Reliability and clinical judgement

There are cases where the printed reliability metrics look acceptable but the clinician still doubts the field: inconsistent patient behaviour, obvious artefact, mismatch with disease pattern, or unusual misses. In those cases, the clinician should still slow down.

Austroads gives thresholds, but clinical judgement decides whether the whole result is coherent. DRIVE Fields can highlight formal reliability issues; it cannot replace the person watching the patient and reading the original printout.
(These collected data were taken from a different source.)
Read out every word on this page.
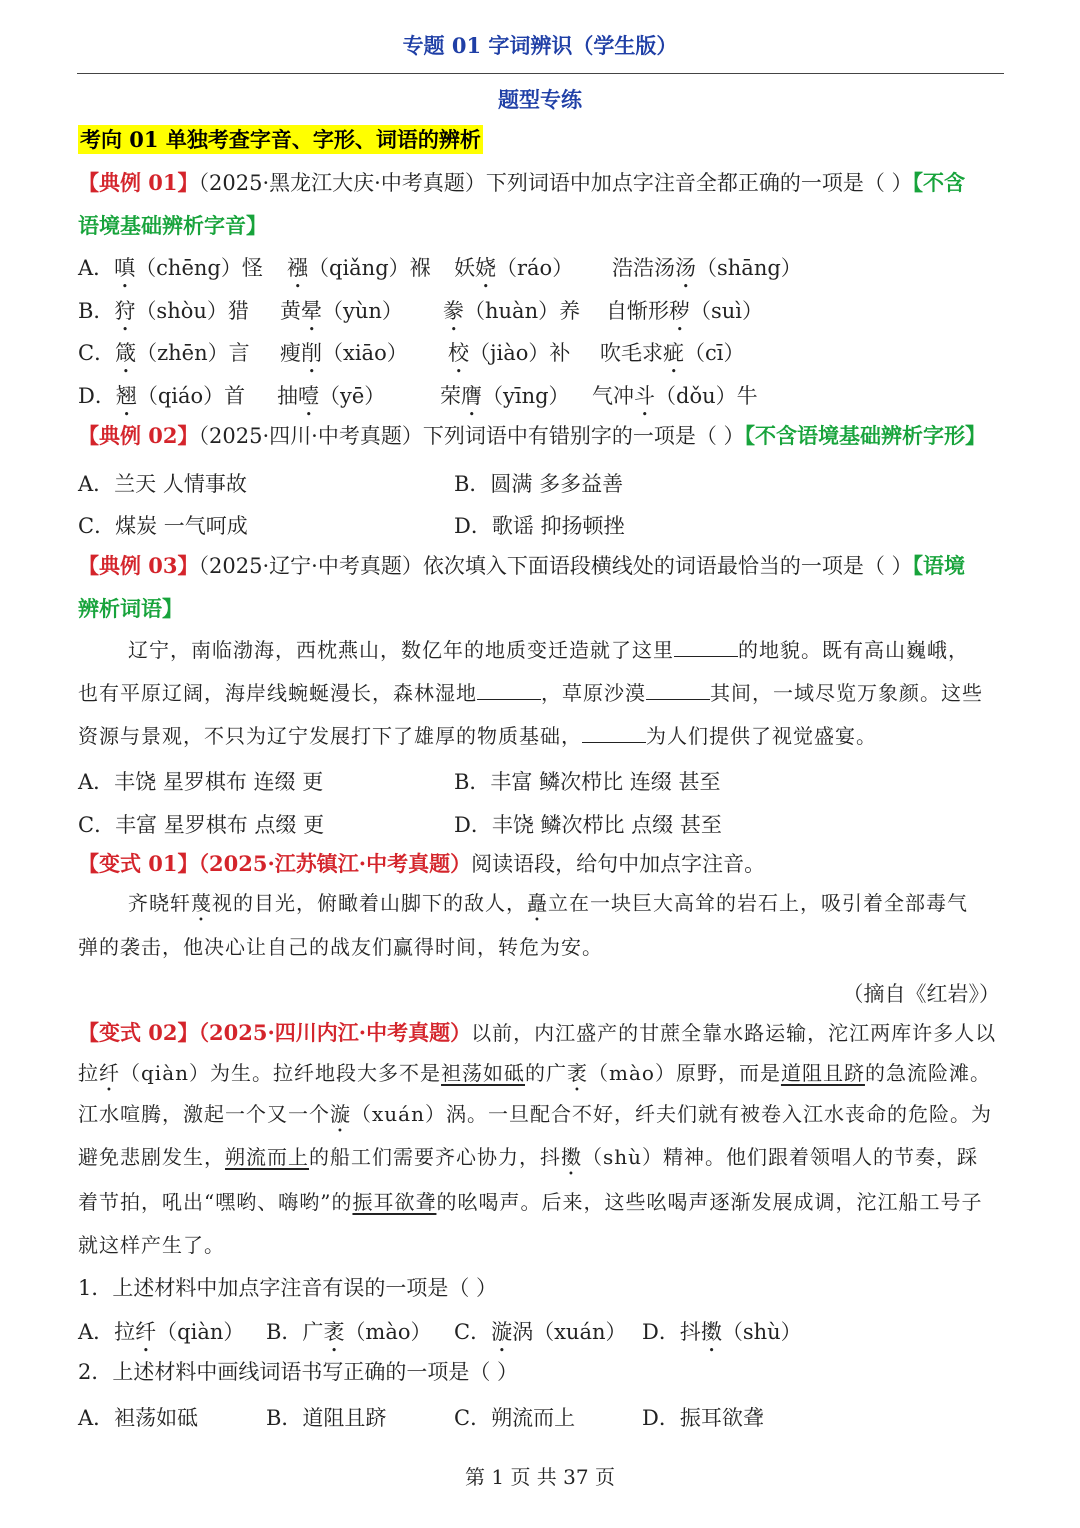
专题 01 字词辨识（学生版）
题型专练
考向 01 单独考查字音、字形、词语的辨析
【典例 01】（2025·黑龙江大庆·中考真题）下列词语中加点字注音全都正确的一项是（ ）【不含
语境基础辨析字音】
A．嗔（chēng）怪 襁（qiǎng）褓 妖娆（ráo） 浩浩汤汤（shāng）
B．狩（shòu）猎 黄晕（yùn） 豢（huàn）养 自惭形秽（suì）
C．箴（zhēn）言 瘦削（xiāo） 校（jiào）补 吹毛求疵（cī）
D．翘（qiáo）首 抽噎（yē）	荣膺（yīng） 气冲斗（dǒu）牛
【典例 02】（2025·四川·中考真题）下列词语中有错别字的一项是（ ）【不含语境基础辨析字形】
A．兰天 人情事故	B．圆满 多多益善
C．煤炭 一气呵成	D．歌谣 抑扬顿挫
【典例 03】（2025·辽宁·中考真题）依次填入下面语段横线处的词语最恰当的一项是（ ）【语境
辨析词语】
辽宁，南临渤海，西枕燕山，数亿年的地质变迁造就了这里	的地貌。既有高山巍峨，
也有平原辽阔，海岸线蜿蜒漫长，森林湿地	，草原沙漠	其间，一域尽览万象颜。这些
资源与景观，不只为辽宁发展打下了雄厚的物质基础，	为人们提供了视觉盛宴。
A．丰饶 星罗棋布 连缀 更	B．丰富 鳞次栉比 连缀 甚至
C．丰富 星罗棋布 点缀 更	D．丰饶 鳞次栉比 点缀 甚至
【变式 01】（2025·江苏镇江·中考真题）阅读语段，给句中加点字注音。
齐晓轩蔑视的目光，俯瞰着山脚下的敌人，矗立在一块巨大高耸的岩石上，吸引着全部毒气
弹的袭击，他决心让自己的战友们赢得时间，转危为安。
（摘自《红岩》）
【变式 02】（2025·四川内江·中考真题）以前，内江盛产的甘蔗全靠水路运输，沱江两库许多人以
拉纤（qiàn）为生。拉纤地段大多不是袒荡如砥的广袤（mào）原野，而是道阻且跻的急流险滩。
江水喧腾，激起一个又一个漩（xuán）涡。一旦配合不好，纤夫们就有被卷入江水丧命的危险。为
避免悲剧发生，朔流而上的船工们需要齐心协力，抖擞（shù）精神。他们跟着领唱人的节奏，踩
着节拍，吼出“嘿哟、嗨哟”的振耳欲聋的吆喝声。后来，这些吆喝声逐渐发展成调，沱江船工号子
就这样产生了。
1．上述材料中加点字注音有误的一项是（ ）
A．拉纤（qiàn） B．广袤（mào） C．漩涡（xuán） D．抖擞（shù）
2．上述材料中画线词语书写正确的一项是（ ）
A．袒荡如砥	B．道阻且跻	C．朔流而上	D．振耳欲聋
第 1 页 共 37 页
The best teaching habit is to ask: would I be comfortable explaining this reliability to the licensing authority if the patient had a crash tomorrow? If not, repeat or review.

Practical checklist

  • - Find the false-positive score before interpreting the pattern.
  • - Confirm fixation monitoring was performed and recorded.
  • - Repeat if false positives exceed 20 percent.
  • - Repeat if the pattern is clinically incoherent or the patient was poorly positioned.
  • - Use roving Esterman only as the specific pathway requested or described, not as a workaround.

Common traps

  • - Calling the field acceptable because the missed-point pattern looks favourable despite poor reliability.
  • - Assuming all devices record fixation the same way.
  • - Treating "not printed" as equivalent to "normal".
  • - Forgetting to include reliability in the report wording.

Decision support only

Decision support only. This article explains how DRIVE Fields approaches the Austroads visual-field criteria, but it does not replace the original Austroads standard, clinical judgement, or the driver licensing authority decision.